Do you mean something like multi-path? Then the dababbah (thought of as a 1,1 diagonal-orthogonal leaper) fails, doesn't it?
So is your conjecture that in the hex-grid (or triangular grid depending on how you look at it), there are no two right triangles that share a hypotenuse with odd squared length? EDIT: I should probably add "where the legs of the triangles are along the orthogonal and diagonal directions". More edit: and to avoid the trivial swapping of the order of diagonal/orthogonal steps, make it "nonisomorphic triangles"
I think the 4-coloring of the hex board can help to prove this. See
wikipedia's 4-coloring image
If a leap has odd SOLL, then in any right angle diagonal-orthogonal path--say m diagonal and n orthogonal as before--we must have that m and n have different parities (else 3m^2+n^2 is even). Then the starting and landing cells have different colors in the 4-coloring.
But each orthogonal-diagonal pair of directions at right angles involve exactly two colors, one of which is the starting cell's color. So traveling along distinct orthogonal-diagonal directions lands at distinct color cells.
Charles: which example? the 49? Those triangles do not share a hypotenuse (aha, when I say "share a hypotenuse", I mean that geometrically, not just that they have the same length). And, the orientation of the hypotenuse is determined by the choice of right-angled orthogonal-diagonal pair. (I may still be misunderstanding your question, so the rephrasing and proof may yet be incorrect.)
I am now more certain that I understand what you're saying, and that my proof from before works. (Joseph has the same idea.) Let me give some more details: Given a cell, an orthogonal direction, and a diagonal direction at a right angle to the orthogonal direction, the set of cells reachable from the given cell in those directions has a rectangular geometry (it is a proper subset of the entire board, consisting of all cells of two colors in the 4-coloring).
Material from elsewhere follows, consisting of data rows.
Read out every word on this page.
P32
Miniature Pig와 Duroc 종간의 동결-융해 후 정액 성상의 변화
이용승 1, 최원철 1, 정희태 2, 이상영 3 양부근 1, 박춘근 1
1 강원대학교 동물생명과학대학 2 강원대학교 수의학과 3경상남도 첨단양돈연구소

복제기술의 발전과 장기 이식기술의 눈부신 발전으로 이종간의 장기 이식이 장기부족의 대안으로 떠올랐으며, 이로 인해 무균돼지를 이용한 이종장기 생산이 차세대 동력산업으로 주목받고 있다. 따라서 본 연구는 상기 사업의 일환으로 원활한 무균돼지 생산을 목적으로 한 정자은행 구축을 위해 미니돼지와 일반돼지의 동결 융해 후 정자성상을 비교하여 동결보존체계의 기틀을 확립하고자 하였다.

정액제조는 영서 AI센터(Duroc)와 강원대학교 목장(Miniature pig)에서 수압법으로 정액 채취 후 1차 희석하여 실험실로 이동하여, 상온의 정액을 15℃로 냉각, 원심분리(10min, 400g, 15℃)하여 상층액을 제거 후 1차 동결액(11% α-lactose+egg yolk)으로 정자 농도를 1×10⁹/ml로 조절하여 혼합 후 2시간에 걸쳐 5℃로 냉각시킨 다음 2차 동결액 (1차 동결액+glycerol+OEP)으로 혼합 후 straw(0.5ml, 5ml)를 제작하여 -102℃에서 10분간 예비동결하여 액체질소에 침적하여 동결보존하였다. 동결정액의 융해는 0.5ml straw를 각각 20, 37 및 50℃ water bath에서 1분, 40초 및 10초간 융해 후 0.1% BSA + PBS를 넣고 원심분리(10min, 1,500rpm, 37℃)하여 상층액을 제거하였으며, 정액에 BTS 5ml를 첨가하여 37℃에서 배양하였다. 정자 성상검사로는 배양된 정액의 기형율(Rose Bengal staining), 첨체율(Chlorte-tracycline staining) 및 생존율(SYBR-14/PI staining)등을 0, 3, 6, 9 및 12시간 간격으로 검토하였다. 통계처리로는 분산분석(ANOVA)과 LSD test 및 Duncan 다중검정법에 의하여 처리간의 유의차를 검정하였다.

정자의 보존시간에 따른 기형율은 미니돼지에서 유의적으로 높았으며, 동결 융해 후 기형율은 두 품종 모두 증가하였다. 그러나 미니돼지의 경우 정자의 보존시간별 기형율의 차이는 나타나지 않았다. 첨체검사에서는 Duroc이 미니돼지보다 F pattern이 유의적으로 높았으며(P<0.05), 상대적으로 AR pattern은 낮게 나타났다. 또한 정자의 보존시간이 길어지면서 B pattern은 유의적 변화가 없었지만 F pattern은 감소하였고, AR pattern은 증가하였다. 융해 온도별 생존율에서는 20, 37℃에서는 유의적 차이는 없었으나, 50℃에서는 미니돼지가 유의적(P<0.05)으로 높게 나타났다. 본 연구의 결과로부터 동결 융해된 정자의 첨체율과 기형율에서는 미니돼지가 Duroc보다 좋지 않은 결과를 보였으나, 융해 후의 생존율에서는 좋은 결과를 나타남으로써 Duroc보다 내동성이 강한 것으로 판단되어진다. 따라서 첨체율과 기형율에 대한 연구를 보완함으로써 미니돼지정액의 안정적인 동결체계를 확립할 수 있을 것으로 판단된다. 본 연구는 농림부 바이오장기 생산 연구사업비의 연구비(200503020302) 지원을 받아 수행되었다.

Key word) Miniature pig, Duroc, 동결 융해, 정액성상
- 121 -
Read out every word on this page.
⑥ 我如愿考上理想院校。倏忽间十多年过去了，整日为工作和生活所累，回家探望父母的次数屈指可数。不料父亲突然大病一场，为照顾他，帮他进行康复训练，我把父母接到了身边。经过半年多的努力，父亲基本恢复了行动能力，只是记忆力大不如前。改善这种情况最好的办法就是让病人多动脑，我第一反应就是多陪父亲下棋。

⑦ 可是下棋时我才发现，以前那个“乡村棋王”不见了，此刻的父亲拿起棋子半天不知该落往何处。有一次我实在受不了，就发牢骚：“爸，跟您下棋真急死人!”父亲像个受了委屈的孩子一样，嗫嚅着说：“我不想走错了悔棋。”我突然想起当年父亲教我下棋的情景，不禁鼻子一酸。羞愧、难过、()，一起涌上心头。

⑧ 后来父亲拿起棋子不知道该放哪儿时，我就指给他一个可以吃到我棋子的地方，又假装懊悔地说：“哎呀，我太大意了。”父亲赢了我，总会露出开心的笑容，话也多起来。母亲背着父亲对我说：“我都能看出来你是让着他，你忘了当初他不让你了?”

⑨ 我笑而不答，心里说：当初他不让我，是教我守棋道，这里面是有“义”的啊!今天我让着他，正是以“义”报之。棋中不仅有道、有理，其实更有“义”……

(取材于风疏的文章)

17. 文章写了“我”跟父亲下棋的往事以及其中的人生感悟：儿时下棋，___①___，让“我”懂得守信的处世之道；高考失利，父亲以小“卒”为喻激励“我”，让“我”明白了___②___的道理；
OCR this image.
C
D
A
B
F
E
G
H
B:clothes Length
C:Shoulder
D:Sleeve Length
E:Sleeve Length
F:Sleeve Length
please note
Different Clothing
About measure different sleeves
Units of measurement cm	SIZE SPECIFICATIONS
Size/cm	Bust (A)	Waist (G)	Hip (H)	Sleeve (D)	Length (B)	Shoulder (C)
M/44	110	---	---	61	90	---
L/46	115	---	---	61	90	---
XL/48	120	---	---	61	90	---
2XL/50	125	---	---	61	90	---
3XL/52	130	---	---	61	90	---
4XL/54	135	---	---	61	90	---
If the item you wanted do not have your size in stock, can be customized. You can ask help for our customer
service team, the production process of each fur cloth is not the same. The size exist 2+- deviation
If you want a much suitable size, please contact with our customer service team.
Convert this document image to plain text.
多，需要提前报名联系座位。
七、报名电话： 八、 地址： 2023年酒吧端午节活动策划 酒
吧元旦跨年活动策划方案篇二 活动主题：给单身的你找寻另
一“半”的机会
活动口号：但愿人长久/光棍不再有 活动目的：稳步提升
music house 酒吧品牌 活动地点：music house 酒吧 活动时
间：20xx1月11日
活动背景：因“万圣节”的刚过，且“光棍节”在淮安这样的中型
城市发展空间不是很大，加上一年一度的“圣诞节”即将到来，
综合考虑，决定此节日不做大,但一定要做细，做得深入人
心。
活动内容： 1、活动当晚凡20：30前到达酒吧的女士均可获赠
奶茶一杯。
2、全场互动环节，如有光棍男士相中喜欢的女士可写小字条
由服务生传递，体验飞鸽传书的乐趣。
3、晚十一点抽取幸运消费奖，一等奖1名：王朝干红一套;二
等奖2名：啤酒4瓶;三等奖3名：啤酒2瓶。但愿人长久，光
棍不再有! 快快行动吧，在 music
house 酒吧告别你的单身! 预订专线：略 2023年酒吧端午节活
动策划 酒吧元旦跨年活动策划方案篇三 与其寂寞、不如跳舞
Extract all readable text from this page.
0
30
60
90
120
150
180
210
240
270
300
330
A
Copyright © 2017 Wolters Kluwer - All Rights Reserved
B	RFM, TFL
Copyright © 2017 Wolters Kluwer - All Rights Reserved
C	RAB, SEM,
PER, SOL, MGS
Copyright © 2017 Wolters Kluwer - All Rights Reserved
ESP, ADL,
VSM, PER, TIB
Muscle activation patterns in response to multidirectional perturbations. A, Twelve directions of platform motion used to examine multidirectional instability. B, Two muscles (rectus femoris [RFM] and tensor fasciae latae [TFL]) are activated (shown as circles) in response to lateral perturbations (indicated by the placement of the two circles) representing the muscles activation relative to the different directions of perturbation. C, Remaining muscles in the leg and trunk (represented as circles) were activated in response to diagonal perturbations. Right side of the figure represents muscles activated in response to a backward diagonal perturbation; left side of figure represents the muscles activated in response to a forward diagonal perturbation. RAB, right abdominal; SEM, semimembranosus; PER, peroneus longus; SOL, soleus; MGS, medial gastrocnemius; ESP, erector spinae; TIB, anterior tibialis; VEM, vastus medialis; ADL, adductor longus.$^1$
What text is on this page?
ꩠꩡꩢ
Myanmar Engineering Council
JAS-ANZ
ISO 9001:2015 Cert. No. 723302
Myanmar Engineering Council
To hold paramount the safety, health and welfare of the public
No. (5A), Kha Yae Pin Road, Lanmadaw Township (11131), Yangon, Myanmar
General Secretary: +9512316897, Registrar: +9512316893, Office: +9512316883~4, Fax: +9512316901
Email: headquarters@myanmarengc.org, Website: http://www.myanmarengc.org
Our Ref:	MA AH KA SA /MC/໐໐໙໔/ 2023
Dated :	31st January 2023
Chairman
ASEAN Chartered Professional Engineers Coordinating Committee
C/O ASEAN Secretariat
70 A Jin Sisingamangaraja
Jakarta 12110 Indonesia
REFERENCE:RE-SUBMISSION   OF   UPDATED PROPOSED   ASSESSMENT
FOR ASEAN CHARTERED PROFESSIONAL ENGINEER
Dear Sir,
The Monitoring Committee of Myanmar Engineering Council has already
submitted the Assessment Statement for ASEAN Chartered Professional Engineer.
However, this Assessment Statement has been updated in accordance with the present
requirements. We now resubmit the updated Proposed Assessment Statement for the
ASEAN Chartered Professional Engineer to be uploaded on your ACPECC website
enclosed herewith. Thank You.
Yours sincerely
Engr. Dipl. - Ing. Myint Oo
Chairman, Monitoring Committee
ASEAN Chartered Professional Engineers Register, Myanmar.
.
So, given starting and destination cells, there are at most three ways to write the leap as a combination of orthogonal and diagonal (at right angles) steps. These three ways correspond to the three orthogonal (or diagonal) directions. But the 4-coloring has the property that these three rectangular sub-geometries (not using that as a technical term) each consist of the color of the starting cell and one other color, and these three other colors are distinct among the three sub-geometries. Furthermore, the 4-coloring has the following property: the destination cell's color is the same as the starting cell's color if and only if the number of diagonal steps and the number of orthogonal steps have the same parity. (This can be seen by noting that the 4-coloring induces the usual 2-coloring on any of the rectangular subgeometries.) So, if the SOLL is odd, the target cell is of different color than the starting cell, and so there is only one of these subgeometry paths. If the SOLL is even, then the target cell is of the same color as the starting cell, and there are three distinct subgeometry paths (except for SOLL=0). These three are distinct in that they use different ortho-diagonal subgeometries, but they may have the same number of orthogonal and diagonal steps. For example, m=1,n=5; m=2,n=4; m=3,n=1 all have SOLL 28 and have a common destination cell. (Perhaps this is the smallest with all three distinct?)
http://mathoverflow.net/questions/63423/checkmate-in-omega-moves
It asks how complicated a forced mate position can be on an infinite board. Really interesting stuff IMO. (See the fourth-to-last paragraph of the question for an example on what the infinite-ordinal stuff means in this context.)
I'll look into it, but I'm not too familiar with Game Courier yet. Send any important details to the general contact email and/or Fergus.